Reason for Designation
This brick building is believed to be the oldest surviving commercial structure in downtown Welland. It was built circa 1856 for Dr. Alfred J. Burns in the early Italianate commercial style. The north facade facing West Main Street in particular displays many characteristics typical of this style. These include an elaborate and deeply projecting wooden cornice at the roof supported by ornamental brackets and underscored by a continuous decorative frieze; double hung two over two second story windows in semicircular arch shape topped with brick voussoirs and keystones and a secondary decorative bracketed wooden cornice above two deeply recessed first floor storefronts. The oldest storefront, no. 75 at the easterly end of the building, remains virtually unchanged since the 19th century with original wooden columns flanking the entry and original transom windows of coloured, pebbled glass in fanlight pattern above its two display windows.

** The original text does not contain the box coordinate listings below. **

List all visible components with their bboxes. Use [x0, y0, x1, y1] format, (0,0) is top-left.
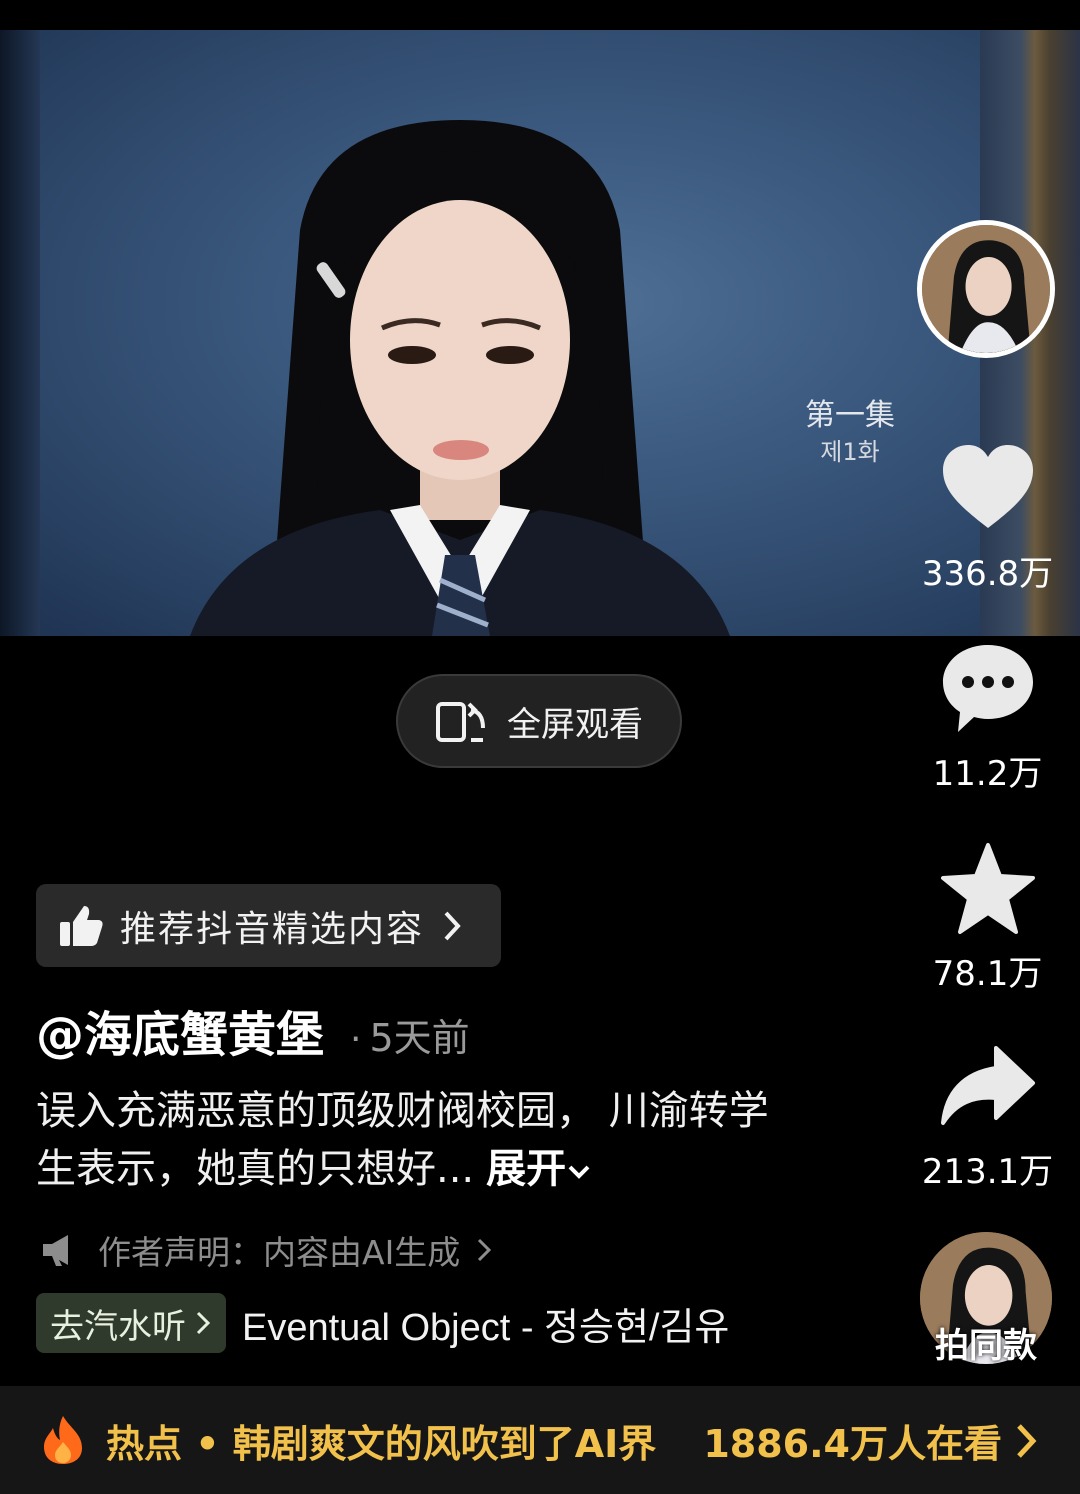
megaphone-icon [43, 1235, 68, 1266]
episode-subtitle: 제1화 [820, 438, 880, 466]
video-player[interactable] [0, 30, 1080, 636]
background-wall-edge [0, 30, 40, 636]
song-title[interactable]: Eventual Object - 정승현/김유 [242, 1296, 729, 1351]
chevron-right-icon [478, 1238, 492, 1262]
heart-icon [942, 445, 1033, 528]
post-time: 5天前 [369, 1016, 470, 1060]
hot-topic-bar[interactable]: 热点 • 韩剧爽文的风吹到了AI界 1886.4万人在看 [0, 1386, 1080, 1494]
avatar-image [922, 225, 1050, 353]
hot-topic-text: 热点 • 韩剧爽文的风吹到了AI界 [106, 1421, 657, 1466]
creator-avatar[interactable] [917, 220, 1055, 358]
star-icon [940, 843, 1035, 934]
fire-icon [44, 1416, 82, 1464]
like-count: 336.8万 [921, 554, 1054, 594]
post-description[interactable]: 误入充满恶意的顶级财阀校园， 川渝转学生表示，她真的只想好... 展开 [36, 1082, 796, 1198]
description-text: 误入充满恶意的顶级财阀校园， 川渝转学生表示，她真的只想好... [36, 1088, 769, 1192]
favorite-count: 78.1万 [932, 954, 1043, 994]
watching-count: 1886.4万人在看 [703, 1421, 1002, 1466]
listen-on-soda-button[interactable]: 去汽水听 [36, 1293, 226, 1353]
chevron-right-icon [1017, 1424, 1037, 1458]
separator-dot: · [350, 1019, 362, 1060]
author-line: @海底蟹黄堡 · 5天前 [36, 995, 470, 1065]
chevron-right-icon [196, 1311, 211, 1335]
episode-title: 第一集 [805, 398, 895, 433]
fullscreen-label: 全屏观看 [507, 704, 643, 745]
rotate-screen-icon [436, 702, 485, 742]
share-arrow-icon [940, 1046, 1035, 1125]
author-statement[interactable]: 作者声明：内容由AI生成 [40, 1226, 494, 1274]
comment-action[interactable]: 11.2万 [920, 640, 1055, 795]
statement-text: 作者声明：内容由AI生成 [98, 1233, 461, 1272]
comment-icon [942, 645, 1033, 732]
author-name[interactable]: @海底蟹黄堡 [36, 995, 324, 1065]
like-action[interactable]: 336.8万 [920, 440, 1055, 595]
chevron-down-icon [568, 1165, 590, 1179]
favorite-action[interactable]: 78.1万 [920, 840, 1055, 995]
comment-count: 11.2万 [932, 754, 1043, 794]
expand-button[interactable]: 展开 [486, 1146, 566, 1192]
shoot-same-button[interactable]: 拍同款 [905, 1318, 1067, 1367]
fullscreen-button[interactable]: 全屏观看 [396, 674, 682, 768]
share-action[interactable]: 213.1万 [920, 1038, 1055, 1193]
thumbs-up-icon [60, 905, 103, 946]
chevron-right-icon [444, 911, 461, 940]
recommend-label: 推荐抖音精选内容 [120, 908, 425, 950]
recommend-chip[interactable]: 推荐抖音精选内容 [36, 884, 501, 967]
soda-label: 去汽水听 [50, 1306, 186, 1347]
share-count: 213.1万 [921, 1152, 1054, 1192]
music-line: 去汽水听 Eventual Object - 정승현/김유 [36, 1293, 729, 1353]
video-frame-portrait [190, 120, 730, 636]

The original owner, Dr. Alfred Burns, who used the building as a home and office, was one of the first physicians to serve the hamlet of Merrittsville (later Welland). He died in 1861 at the early age of 29. The building was purchased from Dr. Burns shortly after its construction by Jesse Stoner, and remained in the hands of the Stoner family until 1872, when it was sold to Charlotte Tuckey. Jesse Stoner was the grandson of Christian Stoner, one of the first pioneers to settle in Humberstone Township from Pennsylvania. Jesse’s wife Catherine was the daughter of David Price, known as “Welland’s first settler”. Catherine Street (“the Brick Road”) is named for Catherine Stoner.
For the majority of the years between 1872 and 1929, this was the location of Tuckey’s Jewellers, run by Charlotte’s husband James, and later their son James A. Tuckey, until his death in 1929. James A. Tuckey converted the west side of the building (no. 77) from residential to commercial use about 1920, and over the course of the twentieth century the two retail spaces housed, in addition to Tuckey’s jewellers, Stanley Jackson’s Jewellers, John Oliver’s wallpaper, barbers George A. Pearsons and Charles Goss and, from 1946 until the end of the century, John Aceti’s barbershop. The building is currently owned by Gordon Lee and the entire first floor commercial area is occupied by a florist shop, Blooms and Petals by Laura.